Among their highest recommendations were “raising the profile” of democracy and development as a major part of U.S. foreign policy, as well as thinking of democratic change on a new time frame.

“While there are occasionally exceptions to the rule, democratic evolution does not occur overnight,” says the report. “It can take years, even decades… Nor, in general, does the occurrence of a free and fair election signal the ascendancy of democratic rule.”

The last sentence seems like a deserved shot at the Bush administration, which with its neoconservative fervor for democracy and almost exclusively democracy as a means to remake the world, often conflated the concept with mere elections. But sometimes, as in 2006 in Palestine when Hamas won parliamentary elections or when, again and again, U.S. adversary Hugo Chavez takes the presidency in Venezuela, the U.S. turns its back on democratic results and plays hardball with democratically elected governments as if they were authoritarian rivals rather than democratic ones.

“We have to support processes,” said Ted Piccone, a fellow and democracy expert at the Brookings Institution, who said it was time to stop “trying to pick winners.”

But inherent in much of the reports recommendations would seem to imply picking winners: there is much talk in the report about the importance of non-state actors as targets for help promoting democracy.

In contrast to the way U.S. democracy promoters usually see their task as a “top-down state-driven process,” says the report, democracy promotion needs to be thought of as “largely driven by an empowered citizenry and maintained by the establishment of institutions geared toward shepherding and safe-guarding democratic practices.”

“Moreover,” the report continues, “engaging with non-elites and civil society organisations has an important multiplier effect, spearheading a process of decentralisation and local empowerment that must be encouraged in future democratisation endeavors.”

Many on the panel celebrated the notion of bottom-up democracy promotion. The report notes that by building a democracy from its roots – people – it will have a greater chance of sustaining itself.

That’s why the report recommends that the Millennium Challenge Corporation (MCC), formed in 2004 to distribute aid to some of the world’s poorest countries, will need to play an important role in U.S. development assistance.

The MCC model of using performance indicators to asses grant viability were celebrated by the report, which suggested it as an excellent organ for linking up with civil society.

But if the bottom-up approach to building democracy will work better, it must be noted that the approach will also take longer.
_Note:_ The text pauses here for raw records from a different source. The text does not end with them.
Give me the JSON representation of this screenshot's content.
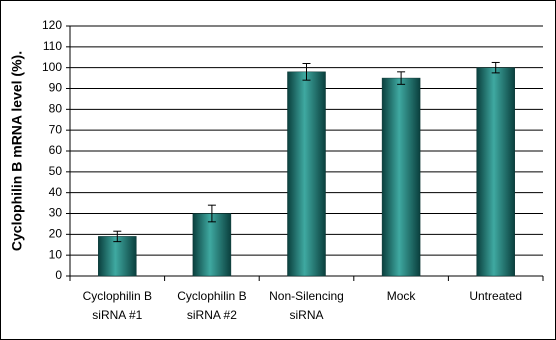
{
  "chart_data": {
    "type": "bar",
    "y_label": "Cyclophilin B mRNA level (%).",
    "categories": [
      [
        "Cyclophilin B",
        "siRNA #1"
      ],
      [
        "Cyclophilin B",
        "siRNA #2"
      ],
      [
        "Non-Silencing",
        "siRNA"
      ],
      [
        "Mock"
      ],
      [
        "Untreated"
      ]
    ],
    "values": [
      19,
      30,
      98,
      95,
      100
    ],
    "errors": [
      2.5,
      4,
      4,
      3,
      2.5
    ],
    "color": "#1f7f7a",
    "ylim": [
      0,
      120
    ],
    "yticks": [
      0,
      10,
      20,
      30,
      40,
      50,
      60,
      70,
      80,
      90,
      100,
      110,
      120
    ],
    "grid": true
  }
}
Participants in the discussion group for the report, whose views the report did not necessarily reflect, according to a disclaimer, included State Department official Susan Johnson, the Carnegie Endowment for International Peace’s Thomas Carothers, Center for American Progress Fellow and former Bill Clinton administration democracy hand Morton Halperin, and Georgetown Law Human Rights Institute director Rosa Brooks.